Bojan Bogdanovic....Artık Fenerbahçe Ülker'in sayı makinesi oldu diyebiliriz. Sezon başındaki kötü performansının sadece takıma adaptasyon sorunu olduğunu her maçta herkese kanıtlar gibi adeta. Maçı 17 sayı ile tamamlayan Bojan hem takımımızın hem de maçın en skorer ismi olmayı başardı. Kendine güveni gelmeye başladı artık Bojan'ın. Her maç üstüne koyarak oynuyor. Fenerbahçe Ülker Sports Arena ona  uğurlu gelmiş olacak ki deplasmanda sayı ortalaması bu maça kadar evimizde oynadığımız maçlara istinaden daha fazlaydı. 3 sayı çizgisinden de artık rahat rahat atmaya hatta el üstünden bile atmaya başladı. Maçta dikkat ettiğim başka bir şeyde Bojan'ın savunma yönü. Savunma yönünde biraz yumuşak kalan Bojan'ı bu maçta savunma açısından da çok beğendim. Yumuşaklığını atmaya sert savunma yapmaya başladı artık ve kendini savunma yönünde de geliştirmeye başladı. Bir de şu var ki Bojan ne kadar çok sayı attıkça Spahija'dan o kadar çok kesik yiyor maalesef. Ki burada bir de iyi bir çeyrek geçiren Oğuz'un neden 2. yarı hiç süre almadığını da Spahija'ya sormak isterim... 

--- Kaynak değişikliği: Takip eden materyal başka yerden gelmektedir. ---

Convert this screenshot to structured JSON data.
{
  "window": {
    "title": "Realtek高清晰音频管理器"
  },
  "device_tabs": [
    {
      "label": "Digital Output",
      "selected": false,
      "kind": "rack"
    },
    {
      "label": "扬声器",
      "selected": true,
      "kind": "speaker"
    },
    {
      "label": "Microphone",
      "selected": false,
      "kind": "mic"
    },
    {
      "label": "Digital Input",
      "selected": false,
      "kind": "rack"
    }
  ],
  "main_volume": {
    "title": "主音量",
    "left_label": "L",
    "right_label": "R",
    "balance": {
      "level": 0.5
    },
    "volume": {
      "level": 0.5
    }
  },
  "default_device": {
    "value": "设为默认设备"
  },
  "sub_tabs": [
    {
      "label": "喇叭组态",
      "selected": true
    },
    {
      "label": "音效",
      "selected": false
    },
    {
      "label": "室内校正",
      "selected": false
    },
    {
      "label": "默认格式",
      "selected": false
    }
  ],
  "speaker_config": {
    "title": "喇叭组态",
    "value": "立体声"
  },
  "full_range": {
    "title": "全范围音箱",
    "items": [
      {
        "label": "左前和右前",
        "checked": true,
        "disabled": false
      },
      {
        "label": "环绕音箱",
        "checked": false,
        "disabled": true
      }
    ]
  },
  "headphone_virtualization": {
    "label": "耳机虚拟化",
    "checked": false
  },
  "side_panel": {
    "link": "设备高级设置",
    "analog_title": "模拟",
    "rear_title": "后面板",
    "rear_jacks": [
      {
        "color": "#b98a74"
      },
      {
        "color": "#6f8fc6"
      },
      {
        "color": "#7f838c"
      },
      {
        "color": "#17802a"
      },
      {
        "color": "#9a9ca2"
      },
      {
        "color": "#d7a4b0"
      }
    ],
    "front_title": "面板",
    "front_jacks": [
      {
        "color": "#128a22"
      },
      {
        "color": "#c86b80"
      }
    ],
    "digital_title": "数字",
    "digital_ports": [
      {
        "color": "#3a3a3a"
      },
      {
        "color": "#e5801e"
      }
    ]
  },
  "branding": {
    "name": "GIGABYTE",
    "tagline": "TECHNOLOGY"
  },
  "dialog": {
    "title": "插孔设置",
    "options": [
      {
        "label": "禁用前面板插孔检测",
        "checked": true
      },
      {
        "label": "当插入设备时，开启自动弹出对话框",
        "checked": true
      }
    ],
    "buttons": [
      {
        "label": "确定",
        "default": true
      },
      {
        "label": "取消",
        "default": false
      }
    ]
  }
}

Mirsad Mirsad Mirsad. Hiçbir şey yapmasın, parkede olsun yeter bana. Lider, "winner" karakterli bir oyuncuyu örnek göster deseniz herhalde bunun en başında gelir Mirsad. Takımı ateşlemesi, elinden geleni sonuna kadar yapmaya çalıştığını onu izleyen herkese açık açık göstermesi. 1,5 sene sonra parkelere dönen Mirsad maçı da 12 ribaunt ile tamamlayarak maçın en çok ribaunt alan oyuncusu olması zaten şaşırtıcı bir sonuç değil sonuçta Euroleague tarihinin en iyi ribauntçusu. Maç içinde bilmiyorum ekranlara geldi mi ama benim gözümün önünde olduğu için buna değinmeden geçemeyeceğim. Mirsad oyuna girdikten sonra maçın hatırlayamadığı dakikasında Spahija tarafından kenara alınınca adeta çıldırdı. Spahija herhalde Onu Vidmar veya Oğuz'la karıştırmış olacak ki sert bir cevap verince Mirsad adeta delirdi. Bu saatten sonra benchte oturan Mirsad'ı tutana aşkolsun. Sinirden kıpkırmızı kesilen Mirsad benchte sert bir şekilde kendi kendine bağırırken takım arkadaşları dahil onu sakinleştiremedi. En son kenardan Damir Mrsic ayağa kalkıp sakin ol şeklinde bir el hareketi yapınca durulur gibi oldu. O an aklıma Spahija'nın daha önce Vidmar'a ve Oğuza'a "Shame on you" diye bağırdığı geldi. Neler olurdu acaba:)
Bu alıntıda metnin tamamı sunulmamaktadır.